Launch Airflow with the command below. This will:

  1. Start a PostgreSQL container if it's not already running
  2. Start the Airflow Scheduler container
  3. Start the Airflow Webserver container
docker-compose up

In a browser, navigate to http://localhost:8088 to access the Airflow UI. For the first time login, use the credentials APP_AIRFLOW_USERNAME and APP_AIRFLOW_PASSWORD that you set in the .env file.

Shutdown

Use the following command:

docker-compose stop

Extracting Data

Export to CSV

You can extract the data in CSV format via the command line using the commands below:

# Check Postgres container ID
docker ps

# Go to folder to store files
cd <directory-to-store-csv-files>

# Extract CSV file
docker exec -t <first-few-characters-of-docker-container> psql -U airflow -d optionsdata -c "COPY table_name to STDOUT WITH CSV HEADER" > "filename.csv"
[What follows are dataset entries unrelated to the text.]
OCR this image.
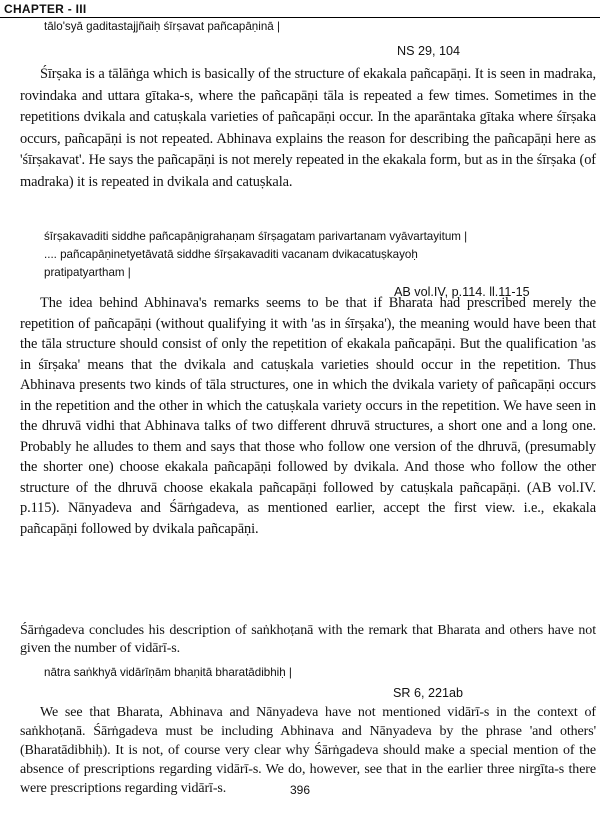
CHAPTER - III
tālo'syā gaditastajjñaiḥ śīrṣavat pañcapāṇinā |
NS 29, 104

Śīrṣaka is a tālāṅga which is basically of the structure of ekakala pañcapāṇi. It is seen in madraka, rovindaka and uttara gītaka-s, where the pañcapāṇi tāla is repeated a few times. Sometimes in the repetitions dvikala and catuṣkala varieties of pañcapāṇi occur. In the aparāntaka gītaka where śīrṣaka occurs, pañcapāṇi is not repeated. Abhinava explains the reason for describing the pañcapāṇi here as 'śīrṣakavat'. He says the pañcapāṇi is not merely repeated in the ekakala form, but as in the śīrṣaka (of madraka) it is repeated in dvikala and catuṣkala.

śīrṣakavaditi siddhe pañcapāṇigrahaṇam śīrṣagatam parivartanam vyāvartayitum |
.... pañcapāṇinetyetāvatā siddhe śīrṣakavaditi vacanam dvikacatuṣkayoḥ
pratipatyartham |
AB vol.IV, p.114. ll.11-15

The idea behind Abhinava's remarks seems to be that if Bharata had prescribed merely the repetition of pañcapāṇi (without qualifying it with 'as in śīrṣaka'), the meaning would have been that the tāla structure should consist of only the repetition of ekakala pañcapāṇi. But the qualification 'as in śīrṣaka' means that the dvikala and catuṣkala varieties should occur in the repetition. Thus Abhinava presents two kinds of tāla structures, one in which the dvikala variety of pañcapāṇi occurs in the repetition and the other in which the catuṣkala variety occurs in the repetition. We have seen in the dhruvā vidhi that Abhinava talks of two different dhruvā structures, a short one and a long one. Probably he alludes to them and says that those who follow one version of the dhruvā, (presumably the shorter one) choose ekakala pañcapāṇi followed by dvikala. And those who follow the other structure of the dhruvā choose ekakala pañcapāṇi followed by catuṣkala pañcapāṇi. (AB vol.IV. p.115). Nānyadeva and Śārṅgadeva, as mentioned earlier, accept the first view. i.e., ekakala pañcapāṇi followed by dvikala pañcapāṇi.

Śārṅgadeva concludes his description of saṅkhoṭanā with the remark that Bharata and others have not given the number of vidārī-s.

nātra saṅkhyā vidārīṇām bhaṇitā bharatādibhiḥ |
SR 6, 221ab

We see that Bharata, Abhinava and Nānyadeva have not mentioned vidārī-s in the context of saṅkhoṭanā. Śārṅgadeva must be including Abhinava and Nānyadeva by the phrase 'and others' (Bharatādibhiḥ). It is not, of course very clear why Śārṅgadeva should make a special mention of the absence of prescriptions regarding vidārī-s. We do, however, see that in the earlier three nirgīta-s there were prescriptions regarding vidārī-s.	396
Connect to Postgres Instance

Alternatively, you can connect to the Postgres database running in the container. Simply use the database name and login credentials set in the .env file.

import psycopg2 as pg2

# Connect to database
conn = pg2.connect(host='localhost', database='optionsdata', user='airflow', password='airflow', port='5432')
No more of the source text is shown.